Over the years we exchanged gifts at birthdays and Christmas, and she knew my interests well. I loved the spreadsheet t-shirt she got for me; she was amused by the fact that I have spreadsheets for a large number of different purposes. I actually wore it to the funeral.

Her most recent Christmas gift was a wonderful addition to my penguin collection (and reflected her own love of quirky timepieces),

And a couple of years ago she found a mathematical watch … and was really proud of herself when she figured out, ahead of me, what was going on with the 6 position (I kept reading the x as a multiplication sign; she realised — despite her own hesitations with matters algebraic — that it was actually the unknown pronumeral x and that you had to solve for it).

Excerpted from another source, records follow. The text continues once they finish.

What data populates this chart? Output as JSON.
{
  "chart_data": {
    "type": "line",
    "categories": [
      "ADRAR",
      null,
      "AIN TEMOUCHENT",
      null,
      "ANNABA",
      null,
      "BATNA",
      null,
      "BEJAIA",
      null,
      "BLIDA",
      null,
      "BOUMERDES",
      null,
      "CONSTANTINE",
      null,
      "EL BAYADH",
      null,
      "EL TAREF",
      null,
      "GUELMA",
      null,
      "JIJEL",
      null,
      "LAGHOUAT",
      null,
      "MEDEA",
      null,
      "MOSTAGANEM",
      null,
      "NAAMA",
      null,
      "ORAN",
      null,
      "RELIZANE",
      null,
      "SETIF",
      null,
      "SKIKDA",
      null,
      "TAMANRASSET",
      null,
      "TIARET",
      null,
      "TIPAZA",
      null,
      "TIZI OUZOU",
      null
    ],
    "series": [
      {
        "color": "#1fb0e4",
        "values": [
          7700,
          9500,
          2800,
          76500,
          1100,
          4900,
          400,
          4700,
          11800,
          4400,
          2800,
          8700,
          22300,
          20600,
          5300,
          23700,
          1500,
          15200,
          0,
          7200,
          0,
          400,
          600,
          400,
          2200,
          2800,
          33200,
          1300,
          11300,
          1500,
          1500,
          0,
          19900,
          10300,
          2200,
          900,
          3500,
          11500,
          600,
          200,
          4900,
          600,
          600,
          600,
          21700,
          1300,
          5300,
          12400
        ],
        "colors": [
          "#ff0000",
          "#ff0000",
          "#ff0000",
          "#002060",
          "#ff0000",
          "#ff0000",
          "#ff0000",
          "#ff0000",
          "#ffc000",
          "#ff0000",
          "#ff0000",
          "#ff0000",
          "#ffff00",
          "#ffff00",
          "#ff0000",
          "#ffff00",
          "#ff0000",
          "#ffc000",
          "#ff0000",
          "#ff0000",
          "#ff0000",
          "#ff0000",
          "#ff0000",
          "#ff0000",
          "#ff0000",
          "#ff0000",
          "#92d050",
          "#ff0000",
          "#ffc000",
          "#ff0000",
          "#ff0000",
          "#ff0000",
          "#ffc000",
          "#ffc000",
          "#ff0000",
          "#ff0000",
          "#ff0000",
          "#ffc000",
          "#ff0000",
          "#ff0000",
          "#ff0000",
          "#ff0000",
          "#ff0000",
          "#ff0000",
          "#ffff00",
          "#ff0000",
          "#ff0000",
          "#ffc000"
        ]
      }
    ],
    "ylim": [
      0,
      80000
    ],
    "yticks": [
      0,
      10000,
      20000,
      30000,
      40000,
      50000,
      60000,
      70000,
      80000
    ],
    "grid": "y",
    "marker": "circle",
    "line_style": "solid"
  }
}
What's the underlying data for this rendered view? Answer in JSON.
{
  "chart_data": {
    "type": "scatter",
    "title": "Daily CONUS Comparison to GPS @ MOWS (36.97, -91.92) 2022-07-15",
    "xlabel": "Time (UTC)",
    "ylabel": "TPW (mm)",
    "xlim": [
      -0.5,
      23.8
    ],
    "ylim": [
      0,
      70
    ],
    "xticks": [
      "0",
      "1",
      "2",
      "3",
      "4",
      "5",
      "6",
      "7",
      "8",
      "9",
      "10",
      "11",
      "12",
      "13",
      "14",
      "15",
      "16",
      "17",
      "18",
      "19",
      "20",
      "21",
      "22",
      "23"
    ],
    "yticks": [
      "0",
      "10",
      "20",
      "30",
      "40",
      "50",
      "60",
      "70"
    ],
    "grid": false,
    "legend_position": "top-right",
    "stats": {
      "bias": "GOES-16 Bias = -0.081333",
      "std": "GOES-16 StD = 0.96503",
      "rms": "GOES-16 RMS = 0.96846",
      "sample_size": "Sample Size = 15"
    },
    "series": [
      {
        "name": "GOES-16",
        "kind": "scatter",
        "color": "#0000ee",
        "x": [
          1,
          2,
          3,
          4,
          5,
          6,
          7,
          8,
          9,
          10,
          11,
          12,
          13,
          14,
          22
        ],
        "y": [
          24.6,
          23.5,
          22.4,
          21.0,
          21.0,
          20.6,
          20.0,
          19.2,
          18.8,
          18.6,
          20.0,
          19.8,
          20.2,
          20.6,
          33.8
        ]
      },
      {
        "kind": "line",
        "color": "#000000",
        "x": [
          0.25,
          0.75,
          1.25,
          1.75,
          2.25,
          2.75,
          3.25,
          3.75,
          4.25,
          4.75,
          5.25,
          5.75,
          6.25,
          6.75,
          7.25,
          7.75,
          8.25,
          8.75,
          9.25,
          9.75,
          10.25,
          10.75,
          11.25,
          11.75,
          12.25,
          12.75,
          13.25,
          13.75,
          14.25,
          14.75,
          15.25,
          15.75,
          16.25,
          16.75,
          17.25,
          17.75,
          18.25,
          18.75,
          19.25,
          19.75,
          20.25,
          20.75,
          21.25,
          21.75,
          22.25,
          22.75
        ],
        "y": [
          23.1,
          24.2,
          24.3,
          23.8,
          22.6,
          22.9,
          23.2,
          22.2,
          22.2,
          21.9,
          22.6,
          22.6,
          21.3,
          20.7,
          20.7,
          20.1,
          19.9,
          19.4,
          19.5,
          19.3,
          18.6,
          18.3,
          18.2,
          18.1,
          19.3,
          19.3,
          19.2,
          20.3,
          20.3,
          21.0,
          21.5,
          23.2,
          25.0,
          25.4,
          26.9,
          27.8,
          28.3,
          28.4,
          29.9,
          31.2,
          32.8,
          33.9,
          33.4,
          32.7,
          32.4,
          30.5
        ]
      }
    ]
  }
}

She also bought a pair of penguin necklaces: hers said “Best” and mine said “Friends”.

She loved elephants and had a huge collection. I’d carved an elephant thing for her for each of the last three Christmases, and I’ve kept my favourite of the three to remember her by. The other two were cremated with her today, along with her half of the penguin necklace pair.

The funeral went well, I think, though it was hard for everyone. Lisa’s Mum spoke about Lisa’s early life, I spoke about the last few years, and her two teenage children did a wonderful job when they concluded the eulogies. The children and I put together a photo montage, which my brother turned into a proper slideshow with music, which also included the theme song for her beloved Hawthorn football club.

During the afternoon tea following the service, one of my sisters gave me a little “pocket heart” which was a kind gesture I appreciated.

In the early evening I needed to go for a walk, for lots of reasons. There was a misty rain about, and the mountain was obscured, while the bridge is lit up in red as part of a winter arts festival.

Late in the evening, after Lisa’s two children and I had had a counter meal together at a nearby pub, and as I tidied up some bits and pieces that had accumulated in the last few weeks, I came across my copy of Rainbow Valley, bookmarked at the point that we’d reached when I used to read a chapter to Lisa on the phone each night. As Lisa’s illness worsened this ritual went by the wayside, and so it remains unfinished. Among many other things, our evening chapters will be missed.